Painel político-econômico pré-eleições

Pouco antes das eleições de outubro, muitas mudanças no quadro político-econômico estão em marcha; especialistas apontam que nem sempre candidatos têm ideia do que prometem

Em tempos de propaganda eleitoral, prometer é o verbo mais usado entre os candidatos ao Executivo e Legislativo. O problema, segundo especialistas, é que, muitas vezes, os autores das promessas, mesmo que quisessem, não teriam como pôr seus discursos em prática, porque a solução de problemas, que enchem de esperanças muitos eleitores, na verdade, não é da competência dos cargos pleiteados.

Segundo o professor de direito eleitoral e procurador de Justiça, Marcos Ramayana, a maioria das promessas está relacionada à redução de impostos e melhorias na educação e na segurança pública, como o uso das Forças Armadas.

“ Já vi deputado estadual propor baixar a alíquota do Imposto de Renda [federal] ou alterar o IPTU [Imposto Predial Territorial Urbano], que é um imposto municipal. Além disso, ninguém pode mandar o Exército para as ruas. Isso é atribuição [exclusiva] do presidente da República”, explicou.
O professor lembra ainda que deputado estadual não pode estipular regras para as escolas federais, por exemplo. “Como deputado estadual vai alterar regras de universidade federal?

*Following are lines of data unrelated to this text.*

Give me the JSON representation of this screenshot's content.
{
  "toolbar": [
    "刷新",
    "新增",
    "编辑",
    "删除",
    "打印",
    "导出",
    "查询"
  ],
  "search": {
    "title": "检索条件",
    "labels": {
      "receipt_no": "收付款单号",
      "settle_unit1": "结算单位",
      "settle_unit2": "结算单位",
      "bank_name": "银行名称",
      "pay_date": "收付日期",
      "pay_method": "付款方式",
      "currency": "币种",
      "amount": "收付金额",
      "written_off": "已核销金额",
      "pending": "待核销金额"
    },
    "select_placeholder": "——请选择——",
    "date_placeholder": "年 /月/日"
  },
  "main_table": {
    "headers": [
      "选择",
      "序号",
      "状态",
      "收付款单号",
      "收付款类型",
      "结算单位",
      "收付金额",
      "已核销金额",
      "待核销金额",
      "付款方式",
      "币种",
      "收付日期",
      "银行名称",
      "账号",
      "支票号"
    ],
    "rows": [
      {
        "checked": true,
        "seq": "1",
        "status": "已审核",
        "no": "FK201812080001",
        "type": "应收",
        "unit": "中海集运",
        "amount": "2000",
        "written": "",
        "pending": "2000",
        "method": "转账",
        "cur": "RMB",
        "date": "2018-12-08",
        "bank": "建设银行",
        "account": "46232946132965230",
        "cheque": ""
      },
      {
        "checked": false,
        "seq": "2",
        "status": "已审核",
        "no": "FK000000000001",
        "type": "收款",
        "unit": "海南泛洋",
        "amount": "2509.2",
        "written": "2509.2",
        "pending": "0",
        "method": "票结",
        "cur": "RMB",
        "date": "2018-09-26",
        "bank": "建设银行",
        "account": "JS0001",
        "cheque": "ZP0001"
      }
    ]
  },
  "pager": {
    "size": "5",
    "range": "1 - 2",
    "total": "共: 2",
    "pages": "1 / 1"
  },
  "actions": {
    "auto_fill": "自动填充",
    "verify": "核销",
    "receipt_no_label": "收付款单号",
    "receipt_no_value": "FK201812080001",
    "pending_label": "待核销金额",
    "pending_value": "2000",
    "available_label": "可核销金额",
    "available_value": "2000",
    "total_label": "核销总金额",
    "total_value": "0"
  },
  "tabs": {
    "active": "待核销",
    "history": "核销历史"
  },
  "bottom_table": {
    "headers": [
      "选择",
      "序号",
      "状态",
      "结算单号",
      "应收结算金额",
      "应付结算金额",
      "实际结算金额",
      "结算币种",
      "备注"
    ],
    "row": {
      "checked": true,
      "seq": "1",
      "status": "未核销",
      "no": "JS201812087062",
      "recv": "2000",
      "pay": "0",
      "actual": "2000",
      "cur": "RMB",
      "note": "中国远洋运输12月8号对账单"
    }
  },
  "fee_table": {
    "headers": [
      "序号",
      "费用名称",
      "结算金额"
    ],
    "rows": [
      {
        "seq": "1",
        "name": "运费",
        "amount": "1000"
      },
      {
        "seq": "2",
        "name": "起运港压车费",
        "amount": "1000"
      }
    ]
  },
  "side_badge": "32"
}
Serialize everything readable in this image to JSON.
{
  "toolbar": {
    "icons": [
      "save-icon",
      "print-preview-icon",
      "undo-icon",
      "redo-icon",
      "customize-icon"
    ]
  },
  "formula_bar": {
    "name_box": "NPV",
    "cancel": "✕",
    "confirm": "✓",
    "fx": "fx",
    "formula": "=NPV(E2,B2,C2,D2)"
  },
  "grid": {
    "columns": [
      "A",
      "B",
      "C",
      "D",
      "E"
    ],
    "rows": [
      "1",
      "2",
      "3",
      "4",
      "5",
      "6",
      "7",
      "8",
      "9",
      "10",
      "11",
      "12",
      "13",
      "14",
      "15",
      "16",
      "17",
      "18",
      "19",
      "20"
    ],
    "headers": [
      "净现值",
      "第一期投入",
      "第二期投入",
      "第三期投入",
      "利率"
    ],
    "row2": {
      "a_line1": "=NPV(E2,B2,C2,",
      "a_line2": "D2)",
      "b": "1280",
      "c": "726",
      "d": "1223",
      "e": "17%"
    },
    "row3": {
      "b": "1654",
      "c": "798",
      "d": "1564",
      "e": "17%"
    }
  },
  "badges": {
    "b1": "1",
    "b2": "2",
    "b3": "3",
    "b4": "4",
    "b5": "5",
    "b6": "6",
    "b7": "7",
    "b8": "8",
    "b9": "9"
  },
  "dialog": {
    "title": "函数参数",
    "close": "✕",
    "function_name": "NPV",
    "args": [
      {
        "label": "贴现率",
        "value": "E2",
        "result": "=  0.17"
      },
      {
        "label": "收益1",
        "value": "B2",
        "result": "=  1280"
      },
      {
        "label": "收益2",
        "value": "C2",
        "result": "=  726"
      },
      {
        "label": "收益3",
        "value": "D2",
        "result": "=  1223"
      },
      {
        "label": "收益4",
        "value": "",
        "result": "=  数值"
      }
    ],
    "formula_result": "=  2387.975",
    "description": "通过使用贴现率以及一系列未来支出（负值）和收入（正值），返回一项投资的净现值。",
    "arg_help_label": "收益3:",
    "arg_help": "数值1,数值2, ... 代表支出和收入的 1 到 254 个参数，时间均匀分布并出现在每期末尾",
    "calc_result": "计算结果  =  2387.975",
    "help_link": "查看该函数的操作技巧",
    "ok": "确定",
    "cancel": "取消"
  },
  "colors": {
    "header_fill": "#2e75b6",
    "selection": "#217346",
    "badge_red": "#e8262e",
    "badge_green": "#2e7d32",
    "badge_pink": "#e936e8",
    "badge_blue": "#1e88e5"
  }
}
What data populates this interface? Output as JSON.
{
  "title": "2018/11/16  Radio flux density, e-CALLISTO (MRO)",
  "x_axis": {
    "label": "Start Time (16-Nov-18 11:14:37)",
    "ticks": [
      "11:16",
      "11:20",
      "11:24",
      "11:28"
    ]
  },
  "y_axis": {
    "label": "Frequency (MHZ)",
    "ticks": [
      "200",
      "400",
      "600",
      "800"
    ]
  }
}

Tem candidato dizendo que vai levar metrô para a Baixada Fluminense. São coisas assim, discursos sobre obras muito grandes, que não conseguirão ser feitas, mas que atraem o voto do eleitor”, destacou.

Não há má-fé?
Para o diretor do Departamento Intersindical de Assessoria Parlamentar (Diap), Antônio Augusto de Queiroz, na maioria das vezes os candidatos não agem de má-fé. “Em geral isso decorre da própria ignorância ou desconhecimento do candidato em relação às atribuições, competências e responsabilidades do cargo que disputa. Nós temos, no Brasil, uma carência de formação cívica, especialmente no que diz [respeito] às instituições, ao que elas fazem, como funcionam, quais suas atribuições. Isso faz com que mesmo pessoas que se habilitem a disputar o mandato não tenham o devido conhecimento e, portanto, fazem promessas que não estão entre as competências do cargo que pretendem ocupar”, acredita.

Nós temos, no Brasil, uma carência de formação cívica, especialmente no que diz [respeito] às instituições, ao que elas fazem, como funcionam, quais suas atribuições.

Ainda segundo Antônio Augusto, na disputa para cargos de senador, governador e presidente da República, os abusos são quase imperceptíveis, devido a um cuidado maior das legendas em relação a essas candidaturas. “Em geral, os partidos lançam seus melhores quadros para a disputa majoritária, especialmente do Poder Executivo. Também há menos problemas nesses casos, porque o número de candidatos é um pouco menor, e ficaria ridículo para aquele que prometer algo que não tem efetiva condição de implementar, até porque os outros cuidarão de denunciar as falsas promessas”, avalia.

Economia
A economia brasileira deve crescer 0,33% neste ano, de acordo com estimativa de instituições financeiras consultadas todas as semanas pelo Banco Central (BC). A projeção anterior estava em 0,48%. A redução na estimativa para a expansão do Produto Interno Bruto (PIB), soma de todos os bens e serviços produzidos no país, vem ocorrendo há 16 semanas consecutivas. Para 2015, a projeção caiu de 1,1% para 1,04%.


Para a produção industrial, a estimativa é de queda de 1,98%, neste ano, com recuperação em 2015. Para o próximo ano, a projeção de expansão é 1,5%. A projeção de instituições financeiras para a inflação, medida pelo Índice Nacional de Preços ao Consumidor Amplo (IPCA), foi mantida em 6,29%, tanto em 2014 quanto no próximo ano.